Where the Chickens Roam Free

 Egg terminology can be confusing.  So can figuring out what the best eggs to use are.  When you’re buying a few dozen at a time, and can go to the farm yourself to pick them up, it’s much easier to feel confident that they were raised in a way that you are happy to support.  But when you look at egg labels in a supermarket, or try to buy large cases of eggs wholesale, it’s not as easy to figure out how your eggs were raised.  That lack of transparency is not always an accident, and healthy-sounding claims are attached to eggs all the time, without necessarily meaning a lot.
We decided it was time to seek out an egg that lived up to the standards we would want for ourselves at home.  We wanted to get you an egg that had an organic, non-gmo diet.  We wanted to make sure that the chickens had access to the outdoors–real access, to move around and get plenty of sunshine and exercise, forage for worms and grubs on healthy land, and be treated humanely at every stage of life.
When the eggs are American Humane Certified, the designation “free-range” means a lot: hens are not only never in cages while indoors, but they must have a minimum amount of space while indoors.   This gives them plenty of room to roam and plenty of time to do it.  Further, the fields themselves must be rotated yearly, so that the ground has time to replenish itself.  This means that the chickens are free to supplement their diet with worms, grubs, bugs and anything else they find.  As you can imagine, a chicken with a richer diet lays a tastier egg.  Deep gold yolks, thick shells and tight whites are the first thing you’ll notice when cracking into these eggs.   The flavor difference is significant.

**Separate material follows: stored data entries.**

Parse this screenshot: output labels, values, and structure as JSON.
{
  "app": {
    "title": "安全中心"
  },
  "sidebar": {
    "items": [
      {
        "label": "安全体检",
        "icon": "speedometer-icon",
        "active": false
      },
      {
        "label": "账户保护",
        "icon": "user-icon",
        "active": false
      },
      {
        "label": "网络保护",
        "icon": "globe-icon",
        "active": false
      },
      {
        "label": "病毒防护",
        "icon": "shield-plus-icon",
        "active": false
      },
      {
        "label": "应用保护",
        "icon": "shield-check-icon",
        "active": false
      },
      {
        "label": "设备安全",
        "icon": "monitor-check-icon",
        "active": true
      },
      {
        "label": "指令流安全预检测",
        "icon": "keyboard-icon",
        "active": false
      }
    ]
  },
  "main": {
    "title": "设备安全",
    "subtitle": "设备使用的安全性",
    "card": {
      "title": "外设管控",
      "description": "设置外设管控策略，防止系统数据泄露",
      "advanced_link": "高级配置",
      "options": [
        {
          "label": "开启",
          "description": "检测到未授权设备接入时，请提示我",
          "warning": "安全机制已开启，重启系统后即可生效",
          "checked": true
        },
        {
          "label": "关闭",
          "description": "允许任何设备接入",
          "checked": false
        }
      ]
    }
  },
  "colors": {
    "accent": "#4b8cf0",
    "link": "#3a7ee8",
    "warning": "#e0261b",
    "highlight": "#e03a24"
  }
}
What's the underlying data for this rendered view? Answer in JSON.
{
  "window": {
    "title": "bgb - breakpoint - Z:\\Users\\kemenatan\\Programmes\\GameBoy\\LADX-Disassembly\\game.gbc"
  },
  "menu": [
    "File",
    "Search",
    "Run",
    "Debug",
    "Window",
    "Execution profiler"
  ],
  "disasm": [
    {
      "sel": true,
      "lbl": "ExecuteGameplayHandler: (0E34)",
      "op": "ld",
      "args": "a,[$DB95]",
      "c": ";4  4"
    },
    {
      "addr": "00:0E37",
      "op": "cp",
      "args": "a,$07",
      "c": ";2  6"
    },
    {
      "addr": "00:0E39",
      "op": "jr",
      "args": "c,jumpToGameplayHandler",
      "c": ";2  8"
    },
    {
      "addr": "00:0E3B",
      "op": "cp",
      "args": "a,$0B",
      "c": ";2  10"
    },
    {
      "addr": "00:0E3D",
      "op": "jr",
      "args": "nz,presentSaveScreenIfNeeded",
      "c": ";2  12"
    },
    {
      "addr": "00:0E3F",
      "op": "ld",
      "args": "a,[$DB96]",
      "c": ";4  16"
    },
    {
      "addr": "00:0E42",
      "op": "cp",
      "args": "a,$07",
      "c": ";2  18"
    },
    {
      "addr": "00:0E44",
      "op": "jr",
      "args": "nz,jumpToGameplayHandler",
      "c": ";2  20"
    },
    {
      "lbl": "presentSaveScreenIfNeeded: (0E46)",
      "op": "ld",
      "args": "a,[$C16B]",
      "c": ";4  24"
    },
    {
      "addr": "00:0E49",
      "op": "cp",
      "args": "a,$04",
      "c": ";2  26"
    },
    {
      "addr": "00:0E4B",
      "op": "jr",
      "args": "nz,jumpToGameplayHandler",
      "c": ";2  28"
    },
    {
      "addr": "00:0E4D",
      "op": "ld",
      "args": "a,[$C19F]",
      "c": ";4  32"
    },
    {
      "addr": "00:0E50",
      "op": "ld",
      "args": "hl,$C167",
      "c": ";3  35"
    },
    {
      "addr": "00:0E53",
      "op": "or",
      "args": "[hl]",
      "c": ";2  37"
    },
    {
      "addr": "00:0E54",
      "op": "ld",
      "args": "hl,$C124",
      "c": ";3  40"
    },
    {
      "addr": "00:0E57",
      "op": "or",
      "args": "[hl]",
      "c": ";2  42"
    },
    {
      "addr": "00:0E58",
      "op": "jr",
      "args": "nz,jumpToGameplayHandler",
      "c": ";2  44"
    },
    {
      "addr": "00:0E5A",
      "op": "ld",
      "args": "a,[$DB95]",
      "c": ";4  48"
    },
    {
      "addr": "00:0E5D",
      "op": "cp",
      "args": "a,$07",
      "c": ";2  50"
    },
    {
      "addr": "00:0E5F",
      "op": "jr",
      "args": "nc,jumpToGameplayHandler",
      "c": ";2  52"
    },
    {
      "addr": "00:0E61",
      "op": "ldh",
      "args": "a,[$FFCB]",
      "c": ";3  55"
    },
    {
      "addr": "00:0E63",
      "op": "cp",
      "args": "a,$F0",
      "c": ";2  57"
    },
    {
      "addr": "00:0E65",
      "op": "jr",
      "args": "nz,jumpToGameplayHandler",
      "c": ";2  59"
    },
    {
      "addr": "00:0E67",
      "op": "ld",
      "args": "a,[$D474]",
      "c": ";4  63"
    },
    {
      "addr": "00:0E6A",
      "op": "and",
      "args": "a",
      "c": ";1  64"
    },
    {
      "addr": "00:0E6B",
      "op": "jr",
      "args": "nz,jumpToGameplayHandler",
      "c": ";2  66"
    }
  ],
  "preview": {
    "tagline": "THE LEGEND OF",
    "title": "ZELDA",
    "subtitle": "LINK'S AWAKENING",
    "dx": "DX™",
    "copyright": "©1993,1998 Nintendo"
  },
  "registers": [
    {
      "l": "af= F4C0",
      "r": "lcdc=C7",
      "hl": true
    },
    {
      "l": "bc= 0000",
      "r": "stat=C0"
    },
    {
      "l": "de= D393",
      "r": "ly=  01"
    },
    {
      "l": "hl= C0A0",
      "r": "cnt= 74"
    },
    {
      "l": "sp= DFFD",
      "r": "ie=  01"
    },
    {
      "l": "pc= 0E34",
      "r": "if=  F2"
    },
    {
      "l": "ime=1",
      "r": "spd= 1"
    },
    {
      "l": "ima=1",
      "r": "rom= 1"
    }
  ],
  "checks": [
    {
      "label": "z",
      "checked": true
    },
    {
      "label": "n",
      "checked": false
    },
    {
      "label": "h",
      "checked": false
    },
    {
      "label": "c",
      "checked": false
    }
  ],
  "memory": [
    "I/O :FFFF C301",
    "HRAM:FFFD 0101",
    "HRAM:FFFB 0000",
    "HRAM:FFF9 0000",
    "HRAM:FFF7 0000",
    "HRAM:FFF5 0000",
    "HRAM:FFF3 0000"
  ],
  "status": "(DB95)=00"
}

Our eggs are from hens raised on a hillside next to Owasco Lake in the Finger Lakes region of upstate New York. Every single egg is collected, graded, and packed by Dwight Martin and his family.
“Dwight Martin and his family moved to Moravia, NY in 2004. Devout Mennonites, the Martin family is honored to work the land on behalf of their community. There are no short days on the farm, but many beautiful ones.”